3. In the sentence starting with "should be no problem" This verbal group is missing a subject
Re:Or maybe (Score:4, Informative)
Also, "me" is the wrong pronoun in this case. It should be "I".
Re: (Score:2)
You only got one out of three of those right.
Re: (Score:2)
If you guys can't agree, how do you expect an algorithm to solve it? Or a group of humans to do it fairly?
Re: (Score:3)
Re: (Score:3)
I 100% agree. But that doesn't mean there wasn't an inherent bias in the essay grading that was used to "train" the algorithm. Grading art is subjective. A sentence may be technically correct, but if the grader doesn't like the tone, style, or word choice they are likely to grade it lower. If you get enough of these lower grades together and use it to train an algorithm, the end result is a computer that doesn't like a particular writing style.
A person from the inner city of Chicago is going to have a di
Re: (Score:2)
proper English. me and lots of others who weren't born here somehow had to learn it
I see what you did there :-)
Re: (Score:2)
The problem is that the "established criteria" had a bias, so the automated testing picked up and amplified that bias. From the article: "The problem is that bias is another kind of pattern, and so these machine learning systems are also going to pick it up"

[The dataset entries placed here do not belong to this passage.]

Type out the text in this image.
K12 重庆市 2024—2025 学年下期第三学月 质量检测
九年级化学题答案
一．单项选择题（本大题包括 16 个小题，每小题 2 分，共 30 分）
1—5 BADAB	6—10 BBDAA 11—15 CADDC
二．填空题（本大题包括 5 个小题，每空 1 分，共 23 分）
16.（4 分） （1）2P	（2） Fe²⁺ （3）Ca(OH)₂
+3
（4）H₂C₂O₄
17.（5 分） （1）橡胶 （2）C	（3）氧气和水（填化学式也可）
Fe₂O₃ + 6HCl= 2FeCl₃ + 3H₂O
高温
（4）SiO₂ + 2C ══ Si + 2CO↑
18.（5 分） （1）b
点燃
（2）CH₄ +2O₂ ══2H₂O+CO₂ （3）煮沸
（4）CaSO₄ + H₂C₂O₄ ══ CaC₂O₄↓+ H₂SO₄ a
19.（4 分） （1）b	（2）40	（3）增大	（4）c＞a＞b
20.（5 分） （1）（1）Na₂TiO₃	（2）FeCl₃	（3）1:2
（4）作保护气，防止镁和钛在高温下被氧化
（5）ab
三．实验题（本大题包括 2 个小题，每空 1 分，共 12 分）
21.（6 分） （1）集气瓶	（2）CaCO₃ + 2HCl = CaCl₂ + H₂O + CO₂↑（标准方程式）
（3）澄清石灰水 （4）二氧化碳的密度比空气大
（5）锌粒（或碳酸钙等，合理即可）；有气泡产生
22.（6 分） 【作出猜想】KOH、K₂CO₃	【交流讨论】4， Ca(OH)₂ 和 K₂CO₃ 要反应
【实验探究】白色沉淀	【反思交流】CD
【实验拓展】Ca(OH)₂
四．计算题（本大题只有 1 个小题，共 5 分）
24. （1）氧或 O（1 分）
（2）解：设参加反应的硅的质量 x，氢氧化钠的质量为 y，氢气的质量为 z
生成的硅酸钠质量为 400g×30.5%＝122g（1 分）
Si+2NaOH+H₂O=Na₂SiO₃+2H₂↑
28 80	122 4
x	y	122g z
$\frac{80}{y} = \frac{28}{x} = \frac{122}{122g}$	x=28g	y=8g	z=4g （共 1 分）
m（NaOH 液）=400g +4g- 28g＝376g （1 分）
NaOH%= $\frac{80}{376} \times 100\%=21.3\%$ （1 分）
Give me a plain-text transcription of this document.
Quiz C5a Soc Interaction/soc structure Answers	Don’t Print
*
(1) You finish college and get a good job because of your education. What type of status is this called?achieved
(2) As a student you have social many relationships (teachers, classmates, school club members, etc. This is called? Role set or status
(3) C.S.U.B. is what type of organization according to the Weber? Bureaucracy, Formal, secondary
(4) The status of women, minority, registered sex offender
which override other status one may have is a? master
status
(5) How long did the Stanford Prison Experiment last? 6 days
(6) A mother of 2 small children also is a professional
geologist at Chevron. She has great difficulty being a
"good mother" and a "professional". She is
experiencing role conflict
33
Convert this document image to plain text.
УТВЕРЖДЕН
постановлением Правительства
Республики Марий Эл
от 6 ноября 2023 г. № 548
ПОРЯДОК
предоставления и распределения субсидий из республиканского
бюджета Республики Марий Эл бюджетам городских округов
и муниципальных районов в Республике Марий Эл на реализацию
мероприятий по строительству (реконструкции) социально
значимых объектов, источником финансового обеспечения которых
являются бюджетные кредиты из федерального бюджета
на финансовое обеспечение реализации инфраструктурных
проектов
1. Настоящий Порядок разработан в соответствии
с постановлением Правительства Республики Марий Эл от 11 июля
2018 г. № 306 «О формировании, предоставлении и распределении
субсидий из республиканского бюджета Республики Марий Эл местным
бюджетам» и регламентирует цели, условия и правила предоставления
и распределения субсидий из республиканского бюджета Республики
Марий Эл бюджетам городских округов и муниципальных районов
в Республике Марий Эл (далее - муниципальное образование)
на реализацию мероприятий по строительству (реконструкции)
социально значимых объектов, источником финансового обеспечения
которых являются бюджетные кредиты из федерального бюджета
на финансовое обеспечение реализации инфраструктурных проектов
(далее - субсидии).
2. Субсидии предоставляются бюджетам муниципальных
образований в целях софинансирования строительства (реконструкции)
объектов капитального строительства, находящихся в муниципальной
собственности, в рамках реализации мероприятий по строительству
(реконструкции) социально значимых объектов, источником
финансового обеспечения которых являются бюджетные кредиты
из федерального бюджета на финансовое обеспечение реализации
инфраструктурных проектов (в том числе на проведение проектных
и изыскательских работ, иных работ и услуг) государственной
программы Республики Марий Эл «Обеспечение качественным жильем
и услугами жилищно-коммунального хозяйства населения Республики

According to the article, the problem is that the algorithm criteria don't match the hoped for criteria (the purported "established criteria"), which is why the human-graded scores differ. In particular, the algorithm and the hoped-for criteria differ in that the algorithm overemphasizes (i.e., is biased toward) "essay length and sophisticated word choice" and de-emphasizes (i.e., is biased against) "grammar, style, and organization".
Re: (Score:3)
The problem is that the "established criteria" had a bias,
No, there is nothing in the article to say that. The problem exists even if there is no bias in the data fed to the AI.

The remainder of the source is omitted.